Por sua vez, António José Seguro "apresenta uma presença digital regular e pouco polarizadora". Registando 354 publicações, tem um "'engagement' médio de 4,8% e cerca de 482 mil interações" e a sua estratégia "assenta numa narrativa de estabilidade e confiança, sem picos de viralidade, mas com envolvimento consistente ao longo do mês".
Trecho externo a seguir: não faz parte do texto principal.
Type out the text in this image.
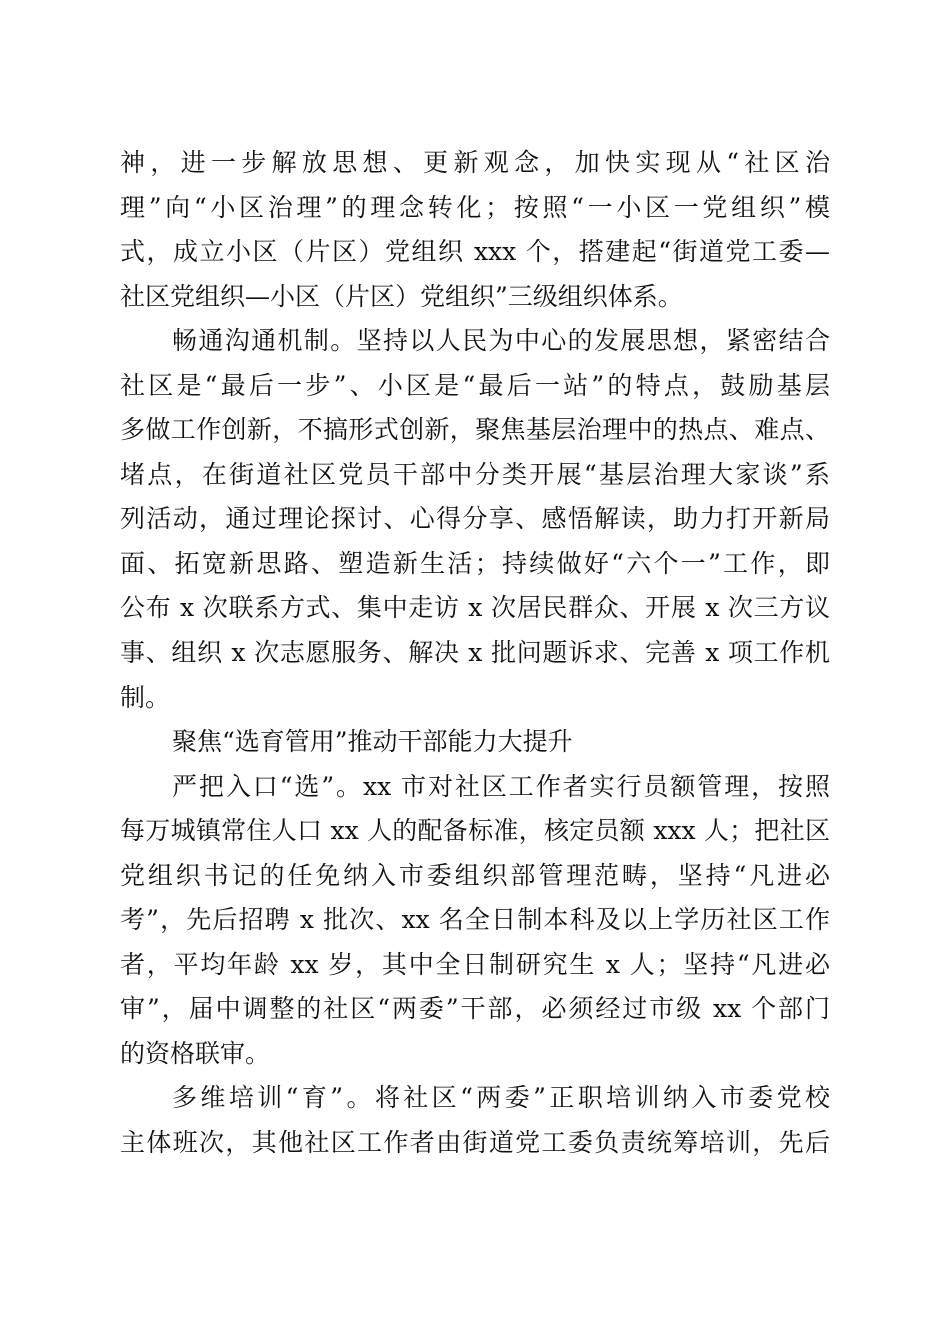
神，进一步解放思想、更新观念，加快实现从“社区治
理”向“小区治理”的理念转化；按照“一小区一党组织”模
式，成立小区（片区）党组织 xxx 个，搭建起“街道党工委—
社区党组织—小区（片区）党组织”三级组织体系。
畅通沟通机制。坚持以人民为中心的发展思想，紧密结合
社区是“最后一步”、小区是“最后一站”的特点，鼓励基层
多做工作创新，不搞形式创新，聚焦基层治理中的热点、难点、
堵点，在街道社区党员干部中分类开展“基层治理大家谈”系
列活动，通过理论探讨、心得分享、感悟解读，助力打开新局
面、拓宽新思路、塑造新生活；持续做好“六个一”工作，即
公布 x 次联系方式、集中走访 x 次居民群众、开展 x 次三方议
事、组织 x 次志愿服务、解决 x 批问题诉求、完善 x 项工作机
制。
聚焦“选育管用”推动干部能力大提升
严把入口“选”。xx 市对社区工作者实行员额管理，按照
每万城镇常住人口 xx 人的配备标准，核定员额 xxx 人；把社区
党组织书记的任免纳入市委组织部管理范畴，坚持“凡进必
考”，先后招聘 x 批次、xx 名全日制本科及以上学历社区工作
者，平均年龄 xx 岁，其中全日制研究生 x 人；坚持“凡进必
审”，届中调整的社区“两委”干部，必须经过市级 xx 个部门
的资格联审。
多维培训“育”。将社区“两委”正职培训纳入市委党校
主体班次，其他社区工作者由街道党工委负责统筹培训，先后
João Cotrim de Figueiredo "consegue combinar exposição e envolvimento", com 215 publicações, regista um 'engagement' médio de 11,6% e ultrapassa 1,2 milhões de interações, "posicionando-se como um dos candidatos com melhor equilíbrio entre escala e intensidade da relação com o público", segundo a análise. "A sua comunicação beneficia da leitura mediática da campanha e da aposta na competição eleitoral, sem depender exclusivamente da polarização", lê-se no comunicado.